It is not possible to write directly to disk from Tarantool because of cooperative multitasking. You cannot block, and the disk is a blocking operation. Therefore, work with the disk is carried out through a separate thread pool from the fio library.

Tarantool has replication and is pretty simple to organize. If there is one more replica, then in order to deliver data to it, another thread is raised - relay. Its task is to read xlog and send them to replicas. The fiber applier is launched on the replica, which receives changes from the remote host and applies them to the Arena.

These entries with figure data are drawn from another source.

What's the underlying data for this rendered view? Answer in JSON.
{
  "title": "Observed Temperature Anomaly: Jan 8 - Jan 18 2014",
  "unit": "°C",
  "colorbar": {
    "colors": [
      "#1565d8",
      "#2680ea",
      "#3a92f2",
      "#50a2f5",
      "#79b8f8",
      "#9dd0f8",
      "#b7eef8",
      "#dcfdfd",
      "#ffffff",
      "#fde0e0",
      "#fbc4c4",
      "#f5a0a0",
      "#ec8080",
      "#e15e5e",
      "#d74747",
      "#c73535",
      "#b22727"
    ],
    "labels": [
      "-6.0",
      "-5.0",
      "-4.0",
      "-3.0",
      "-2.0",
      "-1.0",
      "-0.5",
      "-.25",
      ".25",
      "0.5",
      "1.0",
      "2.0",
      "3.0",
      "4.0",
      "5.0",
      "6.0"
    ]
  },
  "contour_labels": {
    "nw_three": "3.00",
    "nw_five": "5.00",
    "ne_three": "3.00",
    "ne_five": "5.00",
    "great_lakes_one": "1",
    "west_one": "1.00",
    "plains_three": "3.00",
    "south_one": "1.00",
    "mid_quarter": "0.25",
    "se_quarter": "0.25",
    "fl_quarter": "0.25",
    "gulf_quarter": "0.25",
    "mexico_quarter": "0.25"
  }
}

And these changes are exactly the same as if they were made locally, via WAL, they are written to the xlog. Knowing how it all works, you can understand and predict the behavior of this or that Tarantool section and understand what to do with it.

What happens when you restart? Let's imagine that Tarantool has been running for a while, there is a snapshot, there is an xlog. If you restart it:

Tarantool finds the latest snapshot and starts reading it.
Reads and looks at what xlog there are after this snapshot. Reads them.
Upon completion of reading snapshot and xlog, we have a snapshot of the data that was at the time of restart.
Then Tarantool completes the indexes. At the time of reading the snapshot, only primary indexes are built.
When all the data has been hoisted into memory, we can build secondary indexes.
Tarantool launches the application.

The kernel structure in six lines:

Data is in memory
Accessing data from one thread
Changes are written to the Write Ahead Log
Indexes are built on the data
Snapshot will be saved periodically
WAL is replicated.

Lua

Tarantool applications are implemented in LuaJIT. Here you can stop and talk about why LuaJIT.

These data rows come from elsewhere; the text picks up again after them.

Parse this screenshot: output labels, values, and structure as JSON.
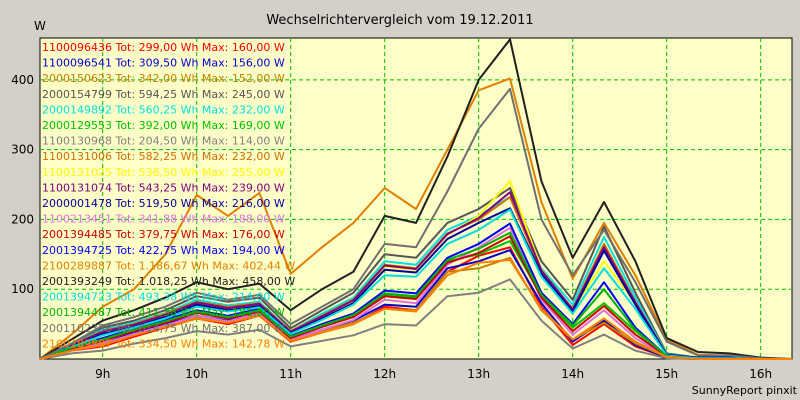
{
  "chart_data": {
    "type": "line",
    "title": "Wechselrichtervergleich vom 19.12.2011",
    "ylabel": "W",
    "xlabel": "",
    "footer": "SunnyReport pinxit",
    "x_hours": [
      8.333,
      8.667,
      9.0,
      9.333,
      9.667,
      10.0,
      10.333,
      10.667,
      11.0,
      11.333,
      11.667,
      12.0,
      12.333,
      12.667,
      13.0,
      13.333,
      13.667,
      14.0,
      14.333,
      14.667,
      15.0,
      15.333,
      15.667,
      16.0,
      16.333
    ],
    "xlim": [
      8.333,
      16.333
    ],
    "ylim": [
      0,
      460
    ],
    "x_ticks": [
      9,
      10,
      11,
      12,
      13,
      14,
      15,
      16
    ],
    "x_tick_labels": [
      "9h",
      "10h",
      "11h",
      "12h",
      "13h",
      "14h",
      "15h",
      "16h"
    ],
    "y_ticks": [
      100,
      200,
      300,
      400
    ],
    "y_tick_labels": [
      "100",
      "200",
      "300",
      "400"
    ],
    "grid": true,
    "legend_position": "top-left",
    "series": [
      {
        "name": "1100096436 Tot: 299,00 Wh Max: 160,00 W",
        "color": "#ff0000",
        "values": [
          0,
          12,
          18,
          32,
          45,
          58,
          50,
          62,
          25,
          38,
          50,
          75,
          70,
          125,
          148,
          160,
          75,
          20,
          50,
          18,
          2,
          0,
          0,
          0,
          0
        ]
      },
      {
        "name": "1100096541 Tot: 309,50 Wh Max: 156,00 W",
        "color": "#0000cc",
        "values": [
          0,
          15,
          22,
          38,
          50,
          62,
          55,
          68,
          28,
          42,
          55,
          78,
          75,
          130,
          140,
          156,
          80,
          25,
          55,
          20,
          2,
          0,
          0,
          0,
          0
        ]
      },
      {
        "name": "2000150623 Tot: 342,00 Wh Max: 152,00 W",
        "color": "#c08000",
        "values": [
          0,
          14,
          20,
          35,
          48,
          60,
          52,
          65,
          27,
          40,
          52,
          72,
          70,
          125,
          130,
          145,
          70,
          28,
          52,
          22,
          3,
          0,
          0,
          0,
          0
        ]
      },
      {
        "name": "2000154799 Tot: 594,25 Wh Max: 245,00 W",
        "color": "#555555",
        "values": [
          0,
          22,
          45,
          55,
          70,
          90,
          82,
          88,
          44,
          70,
          95,
          150,
          145,
          195,
          215,
          245,
          140,
          85,
          190,
          95,
          8,
          2,
          2,
          0,
          0
        ]
      },
      {
        "name": "2000149892 Tot: 560,25 Wh Max: 232,00 W",
        "color": "#00e0e0",
        "values": [
          0,
          20,
          42,
          52,
          66,
          85,
          77,
          82,
          40,
          65,
          88,
          140,
          135,
          185,
          205,
          232,
          130,
          78,
          175,
          88,
          7,
          2,
          2,
          0,
          0
        ]
      },
      {
        "name": "2000129553 Tot: 392,00 Wh Max: 169,00 W",
        "color": "#00c000",
        "values": [
          0,
          16,
          28,
          42,
          55,
          68,
          60,
          70,
          32,
          48,
          62,
          92,
          88,
          140,
          150,
          169,
          90,
          45,
          80,
          40,
          4,
          0,
          0,
          0,
          0
        ]
      },
      {
        "name": "1100130968 Tot: 204,50 Wh Max: 114,00 W",
        "color": "#808080",
        "values": [
          0,
          8,
          12,
          22,
          30,
          40,
          35,
          42,
          18,
          26,
          34,
          50,
          48,
          90,
          95,
          114,
          55,
          15,
          35,
          12,
          1,
          0,
          0,
          0,
          0
        ]
      },
      {
        "name": "1100131006 Tot: 582,25 Wh Max: 232,00 W",
        "color": "#d07000",
        "values": [
          0,
          20,
          40,
          50,
          65,
          82,
          75,
          80,
          40,
          62,
          85,
          135,
          130,
          180,
          200,
          232,
          125,
          72,
          165,
          82,
          6,
          2,
          2,
          0,
          0
        ]
      },
      {
        "name": "1100131025 Tot: 536,50 Wh Max: 255,00 W",
        "color": "#ffff00",
        "values": [
          0,
          18,
          38,
          48,
          62,
          80,
          72,
          78,
          38,
          60,
          82,
          132,
          128,
          178,
          205,
          255,
          128,
          70,
          140,
          80,
          6,
          2,
          2,
          0,
          0
        ]
      },
      {
        "name": "1100131074 Tot: 543,25 Wh Max: 239,00 W",
        "color": "#800080",
        "values": [
          0,
          19,
          39,
          49,
          63,
          81,
          73,
          79,
          39,
          61,
          84,
          134,
          129,
          179,
          202,
          239,
          127,
          71,
          160,
          81,
          6,
          2,
          2,
          0,
          0
        ]
      },
      {
        "name": "2000001478 Tot: 519,50 Wh Max: 216,00 W",
        "color": "#0000a0",
        "values": [
          0,
          18,
          36,
          46,
          60,
          78,
          70,
          76,
          37,
          58,
          80,
          128,
          124,
          172,
          195,
          216,
          122,
          68,
          155,
          78,
          6,
          2,
          2,
          0,
          0
        ]
      },
      {
        "name": "1100213451 Tot: 341,88 Wh Max: 188,00 W",
        "color": "#e070e0",
        "values": [
          0,
          14,
          22,
          36,
          48,
          62,
          54,
          66,
          28,
          42,
          56,
          85,
          80,
          135,
          160,
          188,
          85,
          35,
          70,
          30,
          3,
          0,
          0,
          0,
          0
        ]
      },
      {
        "name": "2001394485 Tot: 379,75 Wh Max: 176,00 W",
        "color": "#cc0000",
        "values": [
          0,
          15,
          26,
          40,
          52,
          66,
          58,
          68,
          30,
          46,
          60,
          90,
          86,
          138,
          152,
          176,
          88,
          40,
          76,
          35,
          4,
          0,
          0,
          0,
          0
        ]
      },
      {
        "name": "2001394725 Tot: 422,75 Wh Max: 194,00 W",
        "color": "#0000ff",
        "values": [
          0,
          16,
          30,
          43,
          56,
          70,
          62,
          72,
          33,
          50,
          65,
          98,
          94,
          145,
          165,
          194,
          95,
          50,
          110,
          45,
          4,
          0,
          0,
          0,
          0
        ]
      },
      {
        "name": "2100289887 Tot: 1.186,67 Wh Max: 402,44 W",
        "color": "#e08000",
        "values": [
          0,
          35,
          75,
          100,
          150,
          235,
          205,
          238,
          122,
          160,
          195,
          245,
          215,
          300,
          385,
          402,
          225,
          115,
          195,
          120,
          28,
          6,
          5,
          1,
          0
        ]
      },
      {
        "name": "2001393249 Tot: 1.018,25 Wh Max: 458,00 W",
        "color": "#202020",
        "values": [
          0,
          28,
          55,
          70,
          88,
          110,
          100,
          108,
          70,
          100,
          125,
          205,
          195,
          290,
          400,
          458,
          255,
          145,
          225,
          140,
          30,
          10,
          8,
          2,
          0
        ]
      },
      {
        "name": "2001394723 Tot: 493,38 Wh Max: 214,00 W",
        "color": "#00dddd",
        "values": [
          0,
          17,
          34,
          45,
          58,
          75,
          68,
          74,
          36,
          56,
          78,
          120,
          118,
          165,
          185,
          214,
          118,
          65,
          130,
          72,
          5,
          1,
          1,
          0,
          0
        ]
      },
      {
        "name": "2001394487 Tot: 411,38 Wh Max: 181,00 W",
        "color": "#00b000",
        "values": [
          0,
          16,
          28,
          42,
          54,
          68,
          60,
          70,
          32,
          48,
          63,
          94,
          90,
          142,
          158,
          181,
          92,
          48,
          100,
          42,
          4,
          0,
          0,
          0,
          0
        ]
      },
      {
        "name": "2001102358 Tot: 614,75 Wh Max: 387,00 W",
        "color": "#707070",
        "values": [
          0,
          22,
          48,
          60,
          75,
          95,
          85,
          92,
          50,
          75,
          100,
          165,
          160,
          240,
          330,
          387,
          200,
          120,
          185,
          110,
          25,
          5,
          5,
          1,
          0
        ]
      },
      {
        "name": "2100289887 Tot: 334,50 Wh Max: 142,78 W",
        "color": "#ff8000",
        "values": [
          0,
          12,
          20,
          34,
          46,
          58,
          52,
          62,
          26,
          38,
          50,
          72,
          68,
          120,
          138,
          142,
          72,
          28,
          58,
          25,
          3,
          0,
          0,
          0,
          0
        ]
      }
    ]
  }
}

First, Lua is an accessible scripting language that was originally created not for programmers, but for engineers. That is, for people who are technically educated, but not very deeply immersed in the specifics of programming.

Lua has been kept as simple as possible. Therefore, it turned out to be possible to create a JIT compiler that allows you to bring the performance of a scripting language almost to the performance of C. You can find examples when a small Lua program compiled in LuaJIT practically catches up with a program similar to C in performance [4].

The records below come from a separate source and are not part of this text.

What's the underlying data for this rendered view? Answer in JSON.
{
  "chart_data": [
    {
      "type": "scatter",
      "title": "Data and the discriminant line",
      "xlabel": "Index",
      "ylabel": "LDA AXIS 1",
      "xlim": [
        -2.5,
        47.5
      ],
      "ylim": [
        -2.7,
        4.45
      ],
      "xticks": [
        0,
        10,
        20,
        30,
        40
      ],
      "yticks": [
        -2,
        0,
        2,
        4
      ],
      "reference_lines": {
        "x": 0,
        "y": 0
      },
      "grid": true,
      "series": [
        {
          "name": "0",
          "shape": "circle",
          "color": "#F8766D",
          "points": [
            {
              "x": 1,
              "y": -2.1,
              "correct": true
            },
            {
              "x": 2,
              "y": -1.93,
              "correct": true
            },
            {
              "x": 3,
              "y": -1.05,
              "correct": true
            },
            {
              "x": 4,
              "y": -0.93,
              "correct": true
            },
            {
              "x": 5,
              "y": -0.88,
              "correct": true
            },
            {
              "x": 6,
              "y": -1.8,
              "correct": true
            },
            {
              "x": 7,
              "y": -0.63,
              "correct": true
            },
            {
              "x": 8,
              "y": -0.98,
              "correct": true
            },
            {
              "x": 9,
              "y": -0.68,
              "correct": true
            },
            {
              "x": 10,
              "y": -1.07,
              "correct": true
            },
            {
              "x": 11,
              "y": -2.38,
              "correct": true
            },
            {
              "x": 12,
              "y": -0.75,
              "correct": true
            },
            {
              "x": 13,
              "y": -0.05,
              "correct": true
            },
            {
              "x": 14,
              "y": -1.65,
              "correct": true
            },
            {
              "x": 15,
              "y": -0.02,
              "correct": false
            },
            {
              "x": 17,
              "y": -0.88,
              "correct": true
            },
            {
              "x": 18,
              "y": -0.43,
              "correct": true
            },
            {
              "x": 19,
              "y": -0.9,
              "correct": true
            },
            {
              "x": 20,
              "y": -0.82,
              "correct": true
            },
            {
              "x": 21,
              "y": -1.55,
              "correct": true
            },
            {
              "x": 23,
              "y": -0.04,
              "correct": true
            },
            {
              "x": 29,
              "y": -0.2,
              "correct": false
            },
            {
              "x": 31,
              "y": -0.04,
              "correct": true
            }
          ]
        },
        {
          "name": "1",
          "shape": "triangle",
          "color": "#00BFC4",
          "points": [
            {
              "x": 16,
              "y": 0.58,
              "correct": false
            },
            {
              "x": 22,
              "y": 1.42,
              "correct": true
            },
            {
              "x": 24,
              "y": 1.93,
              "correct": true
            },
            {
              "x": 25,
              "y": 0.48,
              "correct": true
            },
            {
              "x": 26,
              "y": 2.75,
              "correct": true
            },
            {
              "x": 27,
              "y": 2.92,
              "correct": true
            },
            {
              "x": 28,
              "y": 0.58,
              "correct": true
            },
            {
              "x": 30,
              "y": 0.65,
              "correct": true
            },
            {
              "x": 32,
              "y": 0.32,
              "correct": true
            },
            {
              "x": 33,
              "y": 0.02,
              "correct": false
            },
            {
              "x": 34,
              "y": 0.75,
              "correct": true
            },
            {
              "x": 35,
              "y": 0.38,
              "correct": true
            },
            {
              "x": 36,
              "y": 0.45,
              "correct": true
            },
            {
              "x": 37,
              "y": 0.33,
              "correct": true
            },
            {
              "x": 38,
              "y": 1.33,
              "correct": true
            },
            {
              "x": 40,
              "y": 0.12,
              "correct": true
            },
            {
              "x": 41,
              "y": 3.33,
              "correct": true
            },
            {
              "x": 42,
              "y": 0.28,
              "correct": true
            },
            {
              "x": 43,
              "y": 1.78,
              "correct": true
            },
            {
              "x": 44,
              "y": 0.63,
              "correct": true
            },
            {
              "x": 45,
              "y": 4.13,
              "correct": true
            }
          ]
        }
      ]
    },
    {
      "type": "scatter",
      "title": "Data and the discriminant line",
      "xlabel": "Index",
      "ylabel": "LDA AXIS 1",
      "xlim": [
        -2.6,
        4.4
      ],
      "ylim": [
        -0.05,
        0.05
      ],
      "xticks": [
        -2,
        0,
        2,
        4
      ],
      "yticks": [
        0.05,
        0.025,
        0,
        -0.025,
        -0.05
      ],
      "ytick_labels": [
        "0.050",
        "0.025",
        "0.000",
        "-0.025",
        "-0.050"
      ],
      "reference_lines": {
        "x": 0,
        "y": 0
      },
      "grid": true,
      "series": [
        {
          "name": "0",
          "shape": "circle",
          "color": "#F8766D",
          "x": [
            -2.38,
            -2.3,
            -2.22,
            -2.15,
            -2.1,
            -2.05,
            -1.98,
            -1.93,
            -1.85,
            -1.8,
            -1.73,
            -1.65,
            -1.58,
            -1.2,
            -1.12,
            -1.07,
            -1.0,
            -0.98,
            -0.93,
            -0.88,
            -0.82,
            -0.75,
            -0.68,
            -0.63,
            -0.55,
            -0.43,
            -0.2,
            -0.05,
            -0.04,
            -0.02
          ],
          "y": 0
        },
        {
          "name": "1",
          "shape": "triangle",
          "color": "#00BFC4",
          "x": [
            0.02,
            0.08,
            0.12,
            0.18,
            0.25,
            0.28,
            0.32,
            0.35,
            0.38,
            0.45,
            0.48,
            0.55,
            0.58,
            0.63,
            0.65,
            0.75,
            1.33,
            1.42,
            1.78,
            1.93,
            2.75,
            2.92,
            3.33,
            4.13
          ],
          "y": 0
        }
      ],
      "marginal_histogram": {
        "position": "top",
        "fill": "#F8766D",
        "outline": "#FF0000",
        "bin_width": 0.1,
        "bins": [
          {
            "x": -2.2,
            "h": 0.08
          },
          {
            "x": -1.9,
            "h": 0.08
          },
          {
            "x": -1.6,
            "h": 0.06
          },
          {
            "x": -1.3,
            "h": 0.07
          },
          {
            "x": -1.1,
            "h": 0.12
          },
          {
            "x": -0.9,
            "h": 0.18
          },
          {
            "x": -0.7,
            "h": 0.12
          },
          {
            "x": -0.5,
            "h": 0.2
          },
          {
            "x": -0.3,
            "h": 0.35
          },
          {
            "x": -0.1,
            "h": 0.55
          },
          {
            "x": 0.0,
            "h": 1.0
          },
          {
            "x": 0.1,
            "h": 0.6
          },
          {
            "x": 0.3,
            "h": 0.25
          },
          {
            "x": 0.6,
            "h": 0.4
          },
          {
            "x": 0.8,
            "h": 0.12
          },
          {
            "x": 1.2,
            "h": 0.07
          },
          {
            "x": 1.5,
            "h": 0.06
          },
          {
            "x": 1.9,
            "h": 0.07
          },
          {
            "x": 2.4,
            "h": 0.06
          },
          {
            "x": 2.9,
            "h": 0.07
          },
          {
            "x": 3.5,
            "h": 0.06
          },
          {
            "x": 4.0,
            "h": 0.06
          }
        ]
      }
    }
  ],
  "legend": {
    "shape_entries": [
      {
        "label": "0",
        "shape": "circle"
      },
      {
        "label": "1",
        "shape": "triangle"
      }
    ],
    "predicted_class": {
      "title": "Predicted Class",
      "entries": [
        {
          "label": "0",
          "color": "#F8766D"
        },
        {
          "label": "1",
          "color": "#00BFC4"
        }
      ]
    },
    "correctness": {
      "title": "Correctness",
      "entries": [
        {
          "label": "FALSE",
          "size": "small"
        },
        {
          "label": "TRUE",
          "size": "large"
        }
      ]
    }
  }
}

Lua makes it pretty easy to write efficient things. In general, there was an idea around Tarantool - to work side by side with data. By running the program in the same namespace and the process in which the data is located, we can not waste time walking around the network.

We are accessing memory directly, so reading has almost zero and predictable latency. All this could have been achieved simply with Lua functions, but inside Tarantool there is an event loop plus fibers. Lua is integrated with them.

Total:

Lua: a simple scripting language for engineers
Highly efficient JIT compilation
Working alongside data
Not procedures, but a cooperative runtime

Fiber and cooperative multitasking

Fiber is the thread of execution. It is similar to a thread, but more lightweight and implements a cooperative multitasking primitive. This imposes the following properties on us.

More than one task is not being executed at a time.
The system lacks a scheduler. Any fiber must voluntarily surrender.

The absence of a scheduler and concurrently executing tasks reduces the consumption of parasitic costs and improves performance. All this together makes it possible to build an application server. You can exit Tarantool to the outside world.

Tarantool has libraries for working with both networking and data. You can use it as a familiar programming language, similar to Python, Perl, JavaScript, and solve problems that are not related to the database at all.

Inside Tarantool there are functions, inside the application server itself, for working with the database. Over the course of the development of Tarantool, the platform has evolved over this application server. We mean the following in the term platform.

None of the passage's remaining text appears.